I have a 4 nodes cluster that consists of 32 cores and 128GB per machine… My namespace is configured hybrid 30GB RAM and 30GB disk per node.

My business logic is as follows…

1- Receive Https request in my app. 2- Execute single write to Aerospike. 3- Execute 7 queries in parallel. 4- Return response to web client.

So far I have 60,000,000 records and I am capable of achieiving about 5,000 full business requests per second.

But i noticed these wild spikes of 12,000 writes per second, which would also allow me to do even more business requests.

Do these spikes mean that I have some tuning to do which will allow for even more performance?

The CPU ustilisation is about 30% per node. Also the data is on Sandisk Extreme Pro SSDs


#2

Here is a more recent view…


#3

Are you using expiration for records? If a large amount expire at the same time you can see spikes like this as they’re deleted.

Throughput is likely not limited by Aerospike and more likely the threads and bandwidth of your app, especially if you’re accessing different keys in parallel (avoiding contention with multiple requests writing to the same keys).

Are you using async requests?


#4

Hi thanks,

1- Yes it’s probably the evictions causing this. I’ll look closer.

2- The app only does a single write per request and the key is a sequence number. So no 2 writes will ever contend for the same key.

3- Once the data is written, the app executes 7 queries in parallel, using 7 different secondary indexes.

4- Yes using the client in async mode. Write are async but not the statements.
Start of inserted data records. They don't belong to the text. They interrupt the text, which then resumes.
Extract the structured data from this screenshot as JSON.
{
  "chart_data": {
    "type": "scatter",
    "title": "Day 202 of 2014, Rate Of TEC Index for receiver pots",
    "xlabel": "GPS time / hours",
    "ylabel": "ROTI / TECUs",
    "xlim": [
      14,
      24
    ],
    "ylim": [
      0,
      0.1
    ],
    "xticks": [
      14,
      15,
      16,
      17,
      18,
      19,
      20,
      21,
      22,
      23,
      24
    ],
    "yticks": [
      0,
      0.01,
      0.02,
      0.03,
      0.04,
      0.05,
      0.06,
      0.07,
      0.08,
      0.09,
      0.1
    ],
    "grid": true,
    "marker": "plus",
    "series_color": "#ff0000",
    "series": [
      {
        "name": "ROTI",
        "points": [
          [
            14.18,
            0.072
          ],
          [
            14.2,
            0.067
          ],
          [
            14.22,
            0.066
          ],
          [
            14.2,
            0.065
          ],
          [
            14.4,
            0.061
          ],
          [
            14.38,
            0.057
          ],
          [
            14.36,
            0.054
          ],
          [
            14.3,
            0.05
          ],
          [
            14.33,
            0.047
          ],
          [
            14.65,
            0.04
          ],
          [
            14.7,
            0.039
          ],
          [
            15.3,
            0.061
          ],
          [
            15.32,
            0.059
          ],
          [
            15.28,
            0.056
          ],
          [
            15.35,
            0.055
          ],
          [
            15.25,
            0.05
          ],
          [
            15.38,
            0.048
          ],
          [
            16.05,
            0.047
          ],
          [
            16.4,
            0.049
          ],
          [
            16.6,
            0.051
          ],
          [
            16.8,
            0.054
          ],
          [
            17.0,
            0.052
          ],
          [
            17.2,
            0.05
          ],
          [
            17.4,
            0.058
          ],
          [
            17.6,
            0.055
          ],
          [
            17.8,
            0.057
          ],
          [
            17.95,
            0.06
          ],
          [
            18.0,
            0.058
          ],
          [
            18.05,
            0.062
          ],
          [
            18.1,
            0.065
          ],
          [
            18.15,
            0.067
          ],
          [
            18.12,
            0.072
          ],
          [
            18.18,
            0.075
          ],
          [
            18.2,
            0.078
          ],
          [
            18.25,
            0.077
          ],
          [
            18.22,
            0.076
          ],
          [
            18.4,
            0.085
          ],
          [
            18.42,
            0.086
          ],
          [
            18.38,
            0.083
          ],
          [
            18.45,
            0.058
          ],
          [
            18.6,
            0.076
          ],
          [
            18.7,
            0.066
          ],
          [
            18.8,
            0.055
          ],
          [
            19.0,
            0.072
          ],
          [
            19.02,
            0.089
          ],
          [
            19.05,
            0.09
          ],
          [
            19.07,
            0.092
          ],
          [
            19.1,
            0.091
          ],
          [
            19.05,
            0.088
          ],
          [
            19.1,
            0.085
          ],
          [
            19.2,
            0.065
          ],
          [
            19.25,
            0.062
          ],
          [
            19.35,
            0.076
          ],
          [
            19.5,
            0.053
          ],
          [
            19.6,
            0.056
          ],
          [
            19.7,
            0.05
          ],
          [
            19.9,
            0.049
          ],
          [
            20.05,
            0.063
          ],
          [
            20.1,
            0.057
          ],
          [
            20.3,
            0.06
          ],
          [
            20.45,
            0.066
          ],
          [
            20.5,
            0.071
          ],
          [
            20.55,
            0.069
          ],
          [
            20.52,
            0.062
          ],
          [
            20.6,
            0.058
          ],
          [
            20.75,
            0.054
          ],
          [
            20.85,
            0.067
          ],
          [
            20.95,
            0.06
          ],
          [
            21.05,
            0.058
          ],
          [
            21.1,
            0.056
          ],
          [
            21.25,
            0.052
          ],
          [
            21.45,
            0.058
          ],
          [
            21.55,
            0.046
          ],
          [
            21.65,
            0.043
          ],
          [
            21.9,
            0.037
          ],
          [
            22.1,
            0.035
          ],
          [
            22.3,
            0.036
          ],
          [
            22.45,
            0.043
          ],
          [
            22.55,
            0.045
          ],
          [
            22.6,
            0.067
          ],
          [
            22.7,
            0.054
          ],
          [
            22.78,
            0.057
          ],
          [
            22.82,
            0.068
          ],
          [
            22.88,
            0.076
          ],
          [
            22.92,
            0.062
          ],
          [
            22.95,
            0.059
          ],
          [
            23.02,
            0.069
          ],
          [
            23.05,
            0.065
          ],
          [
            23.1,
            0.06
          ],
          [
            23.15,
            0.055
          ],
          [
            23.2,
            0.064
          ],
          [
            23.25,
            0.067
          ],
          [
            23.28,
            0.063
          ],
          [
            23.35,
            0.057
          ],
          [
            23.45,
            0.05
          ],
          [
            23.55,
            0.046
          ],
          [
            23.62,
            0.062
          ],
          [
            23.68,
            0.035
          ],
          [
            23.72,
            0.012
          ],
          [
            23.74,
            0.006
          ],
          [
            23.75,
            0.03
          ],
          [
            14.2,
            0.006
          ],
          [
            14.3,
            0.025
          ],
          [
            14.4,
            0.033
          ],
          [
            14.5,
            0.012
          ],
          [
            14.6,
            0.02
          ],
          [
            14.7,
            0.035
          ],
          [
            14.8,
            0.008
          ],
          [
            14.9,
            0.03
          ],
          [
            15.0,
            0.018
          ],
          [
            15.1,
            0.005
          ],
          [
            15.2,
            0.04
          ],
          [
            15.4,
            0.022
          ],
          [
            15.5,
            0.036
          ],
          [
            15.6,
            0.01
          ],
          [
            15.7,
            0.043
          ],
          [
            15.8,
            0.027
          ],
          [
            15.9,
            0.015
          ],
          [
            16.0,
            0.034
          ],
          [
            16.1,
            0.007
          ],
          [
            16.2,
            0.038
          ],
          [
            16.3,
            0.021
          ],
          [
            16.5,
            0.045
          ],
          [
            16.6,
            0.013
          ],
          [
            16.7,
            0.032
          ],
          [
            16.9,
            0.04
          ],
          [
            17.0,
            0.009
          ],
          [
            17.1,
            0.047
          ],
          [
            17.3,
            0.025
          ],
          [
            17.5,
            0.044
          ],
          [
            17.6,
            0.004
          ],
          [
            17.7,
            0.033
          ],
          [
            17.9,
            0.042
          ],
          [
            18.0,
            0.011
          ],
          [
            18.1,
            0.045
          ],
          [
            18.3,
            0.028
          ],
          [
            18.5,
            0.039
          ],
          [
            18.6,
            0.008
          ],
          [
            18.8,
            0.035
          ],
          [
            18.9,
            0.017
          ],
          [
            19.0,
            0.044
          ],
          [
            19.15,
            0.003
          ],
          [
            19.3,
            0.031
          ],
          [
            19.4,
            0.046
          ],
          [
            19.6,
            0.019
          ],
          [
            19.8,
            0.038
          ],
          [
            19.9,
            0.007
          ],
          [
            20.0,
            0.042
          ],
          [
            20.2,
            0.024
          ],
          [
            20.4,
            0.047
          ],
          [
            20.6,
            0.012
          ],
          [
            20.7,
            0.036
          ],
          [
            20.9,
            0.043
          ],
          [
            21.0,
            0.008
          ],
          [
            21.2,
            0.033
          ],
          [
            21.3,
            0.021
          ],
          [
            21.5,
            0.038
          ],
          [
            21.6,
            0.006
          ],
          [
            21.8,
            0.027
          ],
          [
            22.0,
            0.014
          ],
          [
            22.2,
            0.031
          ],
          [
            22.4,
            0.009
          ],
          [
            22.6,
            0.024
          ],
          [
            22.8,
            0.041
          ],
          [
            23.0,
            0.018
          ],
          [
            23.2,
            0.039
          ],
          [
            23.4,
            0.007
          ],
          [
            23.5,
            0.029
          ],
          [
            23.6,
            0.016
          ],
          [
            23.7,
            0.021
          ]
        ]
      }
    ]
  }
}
Can statements be async also?

The app manually creates 7 Statements and executes them in parallel using 7 threads.Wondering is it possible for the app to create 7 statements and batch them using 1 thread and using the Aerospike client Operations?


#5

In the next release (3.6.2 - not out yet at the time of this writing), deletes from eviction and expiration will no longer affect write counts and histograms.